• United States

Operational best practices

Jun 29, 20043 mins
Data Center

* Tips for keeping data centers running smoothly

Sometimes it’s the little things that matter most. We technologists tend to focus on “gee-whiz” new products and services that allow us to do novel and interesting things – but many times, it’s the “boring” operational practices and processes that make the difference between success and failure.

Herewith, a few data center best practices and insights that have been acquired the hard way:

* Test, test, and test again.

One of my favorite statistics is from a Nemertes benchmark in which we asked IT executives how important they thought application performance was. Seventy percent told us performance was “critical” or “important.” Then we asked how often IT execs benchmarked their application performance. You guessed it – more than 60% said “never.” Is there a disconnect here?

If you’re wondering what to test, here’s a short list: application performance, server performance, network performance and availability, storage performance and availability – and don’t neglect regular testing of the back-up systems.

True story: An IT executive managing a large, public, highly visible Web site had done an outstanding job stress-testing the site and was confident the servers could handle the heaviest possible traffic loads. What he forgot, however, was to subject the back-up data center servers to equivalent test rigor. You can guess the rest: an outage hit, the site failed over – and went belly-up.

* Periodically review the power, cooling, and other physical infrastructure and processes.

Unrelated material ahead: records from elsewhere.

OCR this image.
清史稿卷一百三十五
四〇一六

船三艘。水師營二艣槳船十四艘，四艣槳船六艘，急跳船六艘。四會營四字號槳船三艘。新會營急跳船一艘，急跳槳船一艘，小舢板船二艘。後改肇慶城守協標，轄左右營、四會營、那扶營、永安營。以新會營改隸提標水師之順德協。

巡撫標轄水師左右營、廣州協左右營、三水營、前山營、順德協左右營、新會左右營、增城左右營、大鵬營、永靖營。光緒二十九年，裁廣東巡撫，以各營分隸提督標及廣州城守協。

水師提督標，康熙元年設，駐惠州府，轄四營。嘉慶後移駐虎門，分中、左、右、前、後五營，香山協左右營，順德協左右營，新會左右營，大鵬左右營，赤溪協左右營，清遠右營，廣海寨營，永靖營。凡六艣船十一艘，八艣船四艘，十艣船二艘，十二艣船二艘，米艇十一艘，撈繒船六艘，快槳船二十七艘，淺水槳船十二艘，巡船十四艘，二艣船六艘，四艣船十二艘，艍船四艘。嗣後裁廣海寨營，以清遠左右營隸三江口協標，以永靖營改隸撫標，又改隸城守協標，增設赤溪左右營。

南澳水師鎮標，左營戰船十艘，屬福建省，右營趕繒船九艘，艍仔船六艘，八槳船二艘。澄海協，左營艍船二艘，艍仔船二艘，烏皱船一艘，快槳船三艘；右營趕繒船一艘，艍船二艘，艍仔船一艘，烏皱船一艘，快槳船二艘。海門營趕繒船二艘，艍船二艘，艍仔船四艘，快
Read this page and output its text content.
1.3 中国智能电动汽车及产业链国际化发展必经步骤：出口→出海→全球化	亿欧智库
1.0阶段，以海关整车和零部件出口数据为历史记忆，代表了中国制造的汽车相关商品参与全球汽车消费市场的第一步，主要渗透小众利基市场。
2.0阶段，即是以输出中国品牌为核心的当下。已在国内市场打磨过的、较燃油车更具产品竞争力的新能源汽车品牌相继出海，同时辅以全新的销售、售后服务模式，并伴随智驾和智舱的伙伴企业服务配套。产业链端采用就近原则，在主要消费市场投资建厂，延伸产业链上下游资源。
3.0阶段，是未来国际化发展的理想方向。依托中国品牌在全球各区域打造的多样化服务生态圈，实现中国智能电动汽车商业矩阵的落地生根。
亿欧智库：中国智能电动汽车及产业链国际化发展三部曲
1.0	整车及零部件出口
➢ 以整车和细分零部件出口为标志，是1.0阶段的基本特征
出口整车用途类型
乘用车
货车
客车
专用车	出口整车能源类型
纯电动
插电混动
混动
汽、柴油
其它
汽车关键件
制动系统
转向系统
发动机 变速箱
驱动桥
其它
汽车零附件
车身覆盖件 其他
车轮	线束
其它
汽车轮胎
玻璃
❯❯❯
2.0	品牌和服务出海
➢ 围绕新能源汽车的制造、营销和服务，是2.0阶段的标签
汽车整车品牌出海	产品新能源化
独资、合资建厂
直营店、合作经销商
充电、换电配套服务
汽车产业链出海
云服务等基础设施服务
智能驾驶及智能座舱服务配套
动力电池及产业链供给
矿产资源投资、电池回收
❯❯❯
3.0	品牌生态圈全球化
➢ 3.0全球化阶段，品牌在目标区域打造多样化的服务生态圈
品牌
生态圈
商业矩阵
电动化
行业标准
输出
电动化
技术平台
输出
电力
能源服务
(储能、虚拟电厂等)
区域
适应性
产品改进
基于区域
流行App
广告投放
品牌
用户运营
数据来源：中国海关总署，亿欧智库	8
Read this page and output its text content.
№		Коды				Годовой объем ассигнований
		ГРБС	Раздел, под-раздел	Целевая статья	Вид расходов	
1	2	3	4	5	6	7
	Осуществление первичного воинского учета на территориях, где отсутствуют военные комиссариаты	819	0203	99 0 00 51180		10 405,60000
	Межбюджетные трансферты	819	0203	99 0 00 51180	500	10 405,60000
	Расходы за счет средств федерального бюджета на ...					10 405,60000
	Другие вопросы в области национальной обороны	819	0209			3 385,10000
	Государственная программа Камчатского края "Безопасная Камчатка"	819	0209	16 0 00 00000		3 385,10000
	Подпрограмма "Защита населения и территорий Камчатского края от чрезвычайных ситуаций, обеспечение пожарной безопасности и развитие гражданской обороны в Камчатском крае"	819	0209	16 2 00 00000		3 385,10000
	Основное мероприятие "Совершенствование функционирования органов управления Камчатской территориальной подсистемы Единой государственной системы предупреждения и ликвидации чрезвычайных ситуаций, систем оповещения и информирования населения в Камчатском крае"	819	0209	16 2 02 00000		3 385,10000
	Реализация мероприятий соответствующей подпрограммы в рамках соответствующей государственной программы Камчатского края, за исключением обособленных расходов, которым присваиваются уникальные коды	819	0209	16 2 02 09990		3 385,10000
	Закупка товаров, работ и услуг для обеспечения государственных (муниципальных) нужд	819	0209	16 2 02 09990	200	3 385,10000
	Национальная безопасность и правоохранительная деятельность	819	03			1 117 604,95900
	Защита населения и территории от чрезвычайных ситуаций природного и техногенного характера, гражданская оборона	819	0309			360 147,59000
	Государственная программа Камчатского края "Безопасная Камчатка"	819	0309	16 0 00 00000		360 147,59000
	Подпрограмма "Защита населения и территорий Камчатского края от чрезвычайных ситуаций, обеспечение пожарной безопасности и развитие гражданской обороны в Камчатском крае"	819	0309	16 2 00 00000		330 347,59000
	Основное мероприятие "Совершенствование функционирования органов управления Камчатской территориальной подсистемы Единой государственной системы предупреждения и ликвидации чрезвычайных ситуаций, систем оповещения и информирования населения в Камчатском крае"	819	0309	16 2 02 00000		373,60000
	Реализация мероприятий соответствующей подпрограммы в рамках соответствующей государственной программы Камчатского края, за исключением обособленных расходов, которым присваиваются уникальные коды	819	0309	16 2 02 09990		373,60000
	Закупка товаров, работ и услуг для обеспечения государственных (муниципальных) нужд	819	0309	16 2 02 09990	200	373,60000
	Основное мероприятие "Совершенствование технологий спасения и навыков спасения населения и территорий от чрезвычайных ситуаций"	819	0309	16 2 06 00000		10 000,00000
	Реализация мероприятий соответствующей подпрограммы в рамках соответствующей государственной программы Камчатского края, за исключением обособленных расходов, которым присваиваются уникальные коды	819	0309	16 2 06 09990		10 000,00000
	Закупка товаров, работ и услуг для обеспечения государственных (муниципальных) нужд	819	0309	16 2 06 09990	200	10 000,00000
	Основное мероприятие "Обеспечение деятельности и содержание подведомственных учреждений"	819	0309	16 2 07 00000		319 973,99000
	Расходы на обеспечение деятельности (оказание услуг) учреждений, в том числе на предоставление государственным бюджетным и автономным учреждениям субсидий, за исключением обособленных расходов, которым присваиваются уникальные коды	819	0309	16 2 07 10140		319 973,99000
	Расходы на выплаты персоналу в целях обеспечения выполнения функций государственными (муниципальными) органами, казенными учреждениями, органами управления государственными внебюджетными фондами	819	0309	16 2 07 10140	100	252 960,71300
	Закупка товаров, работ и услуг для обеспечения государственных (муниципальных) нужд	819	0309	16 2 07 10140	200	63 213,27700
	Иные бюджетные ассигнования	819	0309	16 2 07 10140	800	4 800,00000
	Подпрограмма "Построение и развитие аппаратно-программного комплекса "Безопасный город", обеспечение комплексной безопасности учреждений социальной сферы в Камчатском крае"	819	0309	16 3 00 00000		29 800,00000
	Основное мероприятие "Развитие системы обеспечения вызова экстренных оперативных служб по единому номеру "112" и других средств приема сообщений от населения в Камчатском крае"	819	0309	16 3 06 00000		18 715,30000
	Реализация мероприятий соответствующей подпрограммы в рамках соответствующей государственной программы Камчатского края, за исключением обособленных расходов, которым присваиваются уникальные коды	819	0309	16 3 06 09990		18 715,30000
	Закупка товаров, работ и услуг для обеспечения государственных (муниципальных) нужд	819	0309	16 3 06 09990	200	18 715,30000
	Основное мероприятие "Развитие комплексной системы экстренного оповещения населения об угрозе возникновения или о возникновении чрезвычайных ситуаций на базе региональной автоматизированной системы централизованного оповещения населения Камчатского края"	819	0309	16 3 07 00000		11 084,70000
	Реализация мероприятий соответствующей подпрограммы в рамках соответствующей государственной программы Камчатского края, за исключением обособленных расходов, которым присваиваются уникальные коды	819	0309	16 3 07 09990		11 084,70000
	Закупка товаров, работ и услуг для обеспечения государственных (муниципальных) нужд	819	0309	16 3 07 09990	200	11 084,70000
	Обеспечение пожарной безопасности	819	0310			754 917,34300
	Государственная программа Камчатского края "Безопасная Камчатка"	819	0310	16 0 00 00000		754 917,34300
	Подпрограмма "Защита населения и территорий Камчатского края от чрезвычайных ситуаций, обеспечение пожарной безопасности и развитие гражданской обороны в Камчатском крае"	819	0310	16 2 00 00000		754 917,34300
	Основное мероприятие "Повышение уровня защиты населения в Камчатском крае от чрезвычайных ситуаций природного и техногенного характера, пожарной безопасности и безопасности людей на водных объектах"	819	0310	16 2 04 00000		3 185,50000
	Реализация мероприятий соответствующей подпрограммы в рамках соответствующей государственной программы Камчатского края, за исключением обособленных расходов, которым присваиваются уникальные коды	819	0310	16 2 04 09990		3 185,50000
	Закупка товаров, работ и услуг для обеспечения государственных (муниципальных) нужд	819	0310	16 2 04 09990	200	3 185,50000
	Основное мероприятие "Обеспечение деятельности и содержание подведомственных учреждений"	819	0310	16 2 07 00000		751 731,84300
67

Another true story: during a recent heavy downpour, an IT executive walked into his data center – and found several inches of water under the flooring. Seems the drainage pans for the air conditioners couldn’t handle the flood, and water backed up into the data center. While you’re at it, don’t forget to review the back-up generator, and make sure the processes for refueling and backup are well understood and make sense.

Apparently one of the main telco switching centers that failed during 9/11 went down not because of the attack, but because one of the techs responsible for refueling the back-up generator had been instructed to turn the generator off if the fuel reached below the halfway point. After the attack, the switching center failed over to the back-up generator, which began consuming fuel. When the tech recognized the fuel had dipped below the halfway point, he shut off the generator, as previously instructed, only to discover it was impossible to get back to ground zero to turn it on again.

* Don’t forget about physical security.

One of the best practices regularly highlighted at our data center tech tours is to ensure the physical security of your servers – particularly if you’ve outsourced any portion of your data centers. Stories abound about security breaches that could have been prevented by the simple application of a lock and key.